As described at http://eldred.cc, the Act would require American copyright owners to pay a very low fee fifty years after a copyrighted work was published. If the owner pays the fee, the copyright will continue for whatever duration Congress sets. If they do not, the work would pass into the public domain.
Also today, the American Association of Law Libraries, the American Library Association, and the Association of Research Libraries sent a letter to Congress expressing their support for the Act. The letter states in part, “It is difficult and costly for libraries to track down copyright holders of older materials.” According to the libraries, the provision of the Act that creates a database of copyright holder who have paid the Eldred fee will assist libraries by providing “a single database that could be easily and quickly searched to determine whether or not a particular work remains under copyright protection or is in the public domain.” This will allow libraries to continue their mission “to promote the advancement of knowledge by digitizing materials and preserving our history and cultural heritage for future generations.”
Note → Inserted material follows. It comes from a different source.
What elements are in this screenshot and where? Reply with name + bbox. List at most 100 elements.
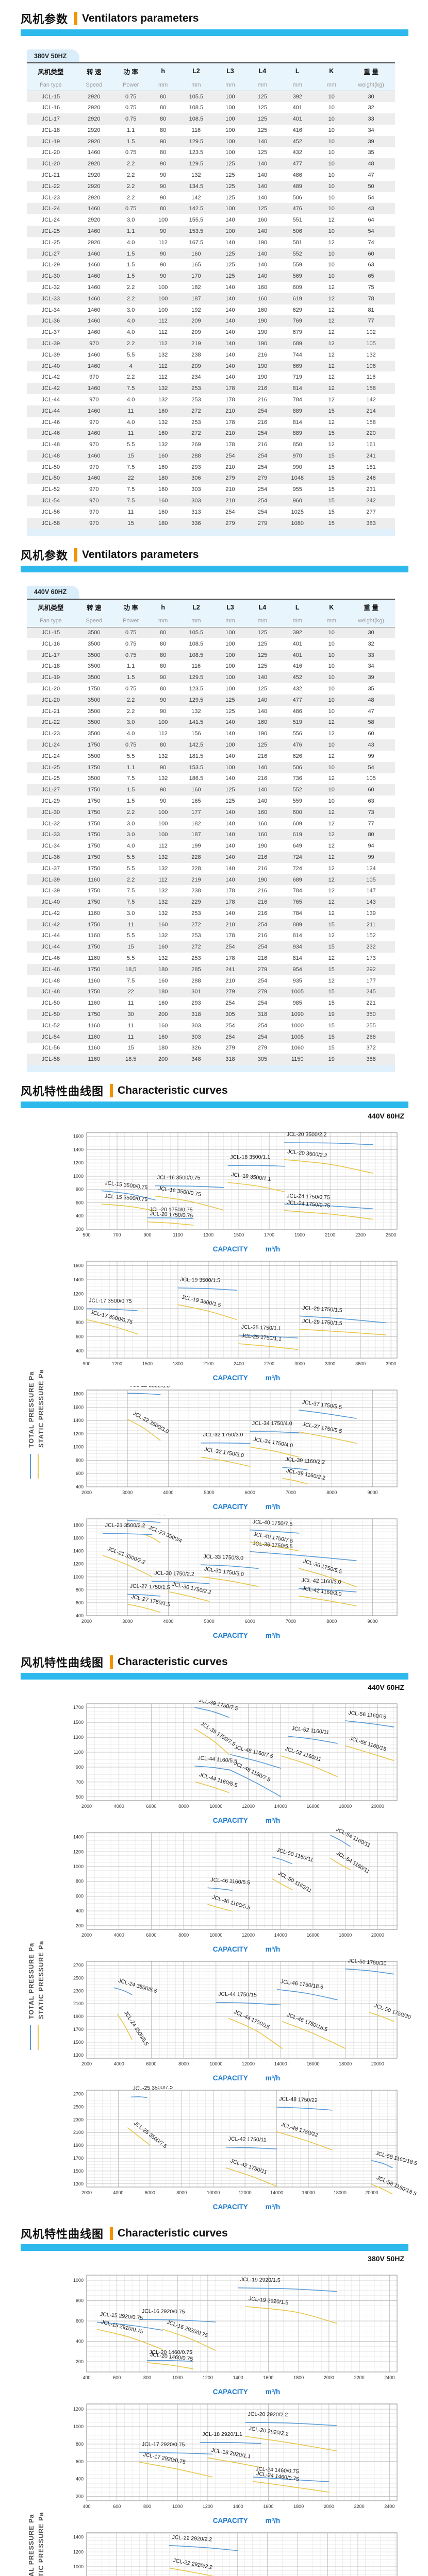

The libraries join a growing list of groups and individuals endorsing the Act. Earlier this month film directors and actors sent Congress a letter of support for the Act. On June 20, Archivists sent one as well. And on June 3rd, citizens launched an online Petition to Reclaim the Public Domain, urging Members of Congress to support the Act.
"There is a wide range of groups and individuals who are joining this campaign to urge Congress to balance copyright protection with respect for the public domain," said Lessig. "This bill would unlock the vast potential of the Internet to lower the cost of access to information and to enable creativity.”
“Every day support for preserving our history and culture grows,” said Lauren Gelman, an attorney who is managing the campaign to pass the Public Domain Enhancement Act. “Over 15,000 people have signed the Petition to Reclaim the Public Domain. These are citizens who want Congress to know they care, and they vote.”